И еще раз она отпила из стакана. Ох, как трудно ей придется. Нужно держать себя в руках, гуляя с гостем по Панкоту, показывая все местные достопримечательности. Ведь каждый уголок в городе напоминает о Слонике. На церковное подворье она не пойдет — это выше ее сил. Да и гостю будет неловко: еще позавчера он говорил с полковником по телефону, а сегодня тот уже на кладбище.
— Я нарочно умолчала обо всем по телефону, — скажет она, — по правде говоря, мне необходимо сейчас с кем-то поговорить, с незнакомым человеком даже проще. Пойдемте, я покажу вам нашу «Сторожку». Сначала — сад. Хотя показывать особенно нечего, ни в саду, ни в доме. Он очень любил сад. Здесь ведь и впрямь хорошо, правда, мистер Тернер? У нас чудесный садовник-мали. Пока не построили «Шираз», нам из сада была видна почти вся Клубная улица. После обеда мы и по ней пройдем. Заглянем в Розовый Дом, может, Куку Менектара напоит нас чаем, а потом мы поедем в клуб и выпьем чего-нибудь покрепче. Мы возьмем экипаж, так вы лучше рассмотрите долину.
Раньше мы со Слоником везде ездили экипажем. А Слоник — такой упрямец: как приедем, сразу отпускает возницу. То ли всякий раз надеялся, что кто-нибудь нас подвезет на обратном пути, то ли боялся, что возница не приедет к назначенному часу. Помню, раз мы остались с носом. Знаете, это даже символично: все уехали, а мы со Слоником остались, стоим в кромешной тьме и ждем: может, кто заберет нас оттуда. Так и не дождались.
Она выпила еще. Откинулась на поднятую крышку стульчака, головой прислонилась к стене, взглянула на пустой соседний «трон» и закрыла глаза.
«Помнится, Слоник, мы ездили с тобой на приемы и вечера, ты бывал так галантен: брал меня под руку при входе в зал, помогал выйти из экипажа. А когда все разъезжались и ждали, кто машину, кто коляску, ты тоже брал меня под руку. Так мы и стояли. Рядом, как и наши „троны“. А что теперь, Слоник? Поставят рядом наши урны с прахом?

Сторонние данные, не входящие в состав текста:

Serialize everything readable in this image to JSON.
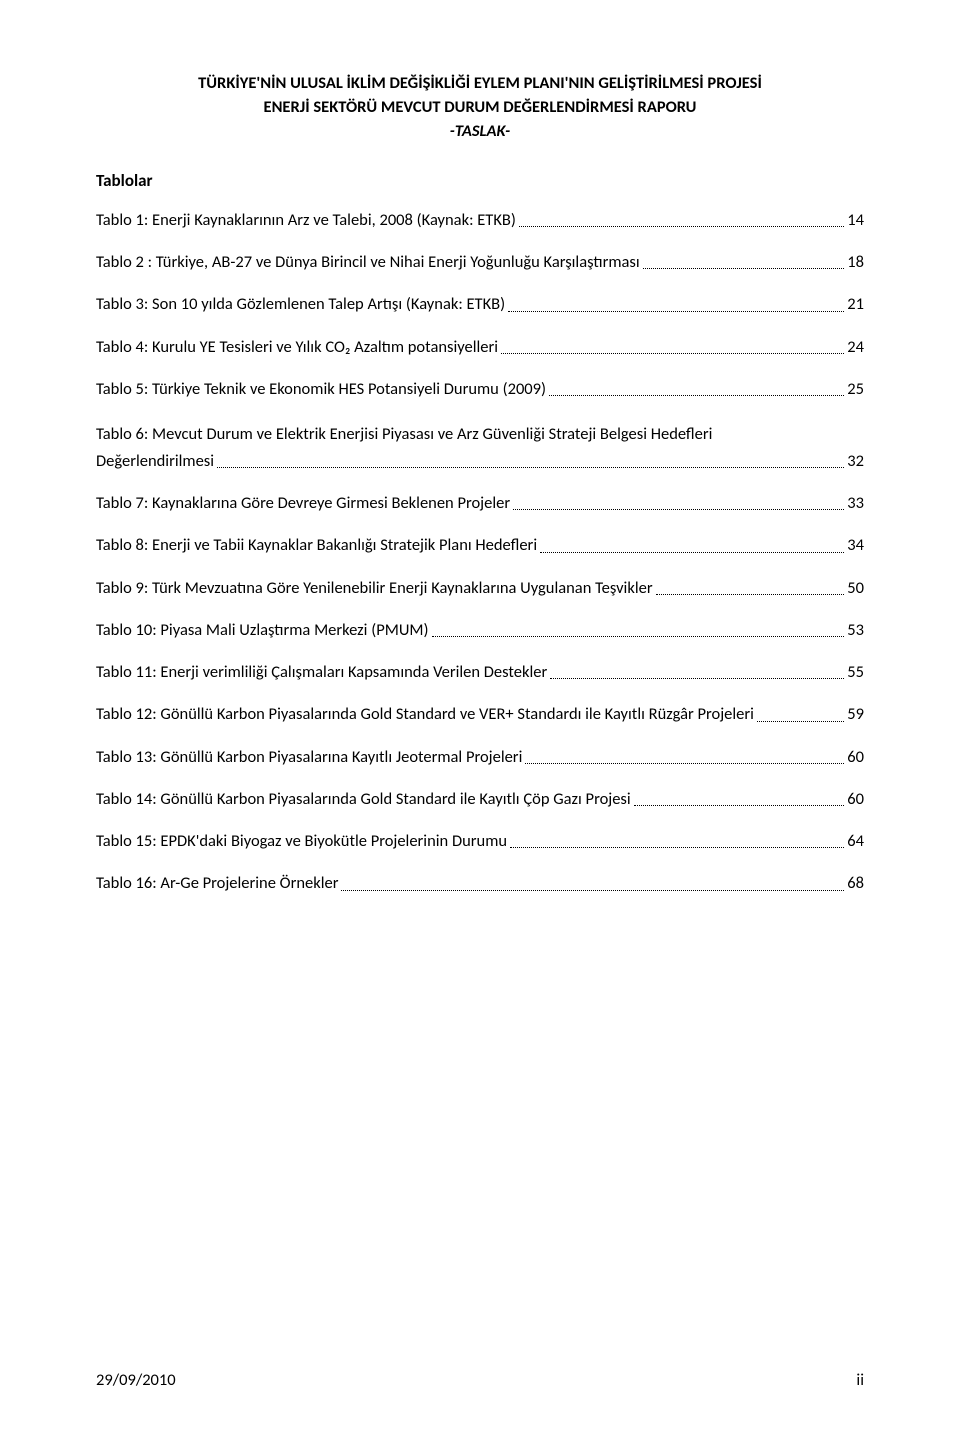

Нет-нет, Слоник, я не плачу. Мне нельзя плакать. Завтра мне нужно хорошо сыграть на людях. И послезавтра, в среду. И в четверг.

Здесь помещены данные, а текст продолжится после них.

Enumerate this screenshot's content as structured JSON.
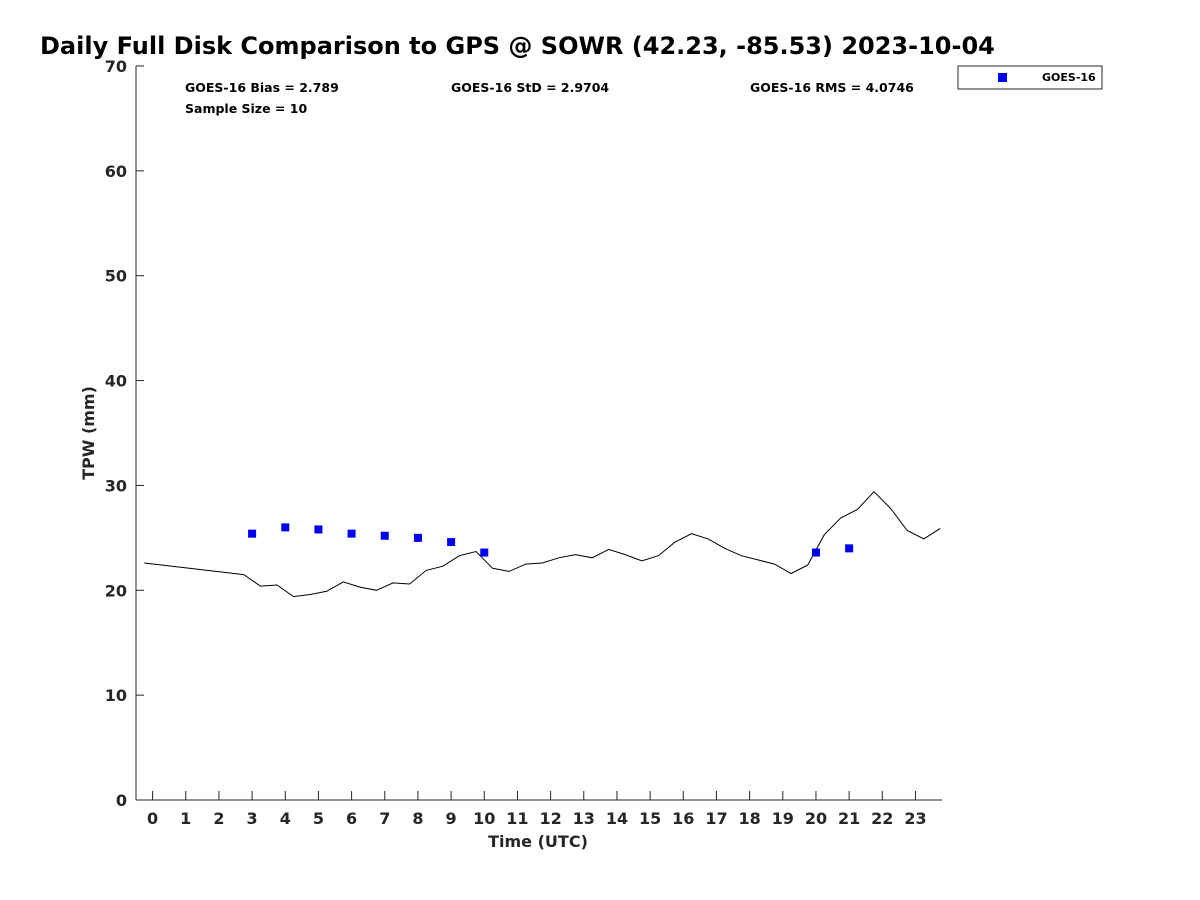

Только одно хочу понять, Слоник: ты и вправду считал меня хорошей женой? Если вправду, почему ж тогда ты меня бросил? Бросил меня здесь? Одной мне страшно, Слоник. Я знаю, нельзя поддаваться слабости и пускать в душу страх… но ведь теперь я „в слезах, одна и меж чужих хлебов“. И до той поры встречать мне рассветы и закаты одной. Невыносимо. Но плакать я не буду и вынесу все, пока еще не знаю как. Слоник, возьми меня за руку и уведи отсюда, умоляю тебя, Слоник, возьми меня с собой! Слоник! Слоник! Ты ушел и обрел дом, а меня бросил здесь на чужбине!»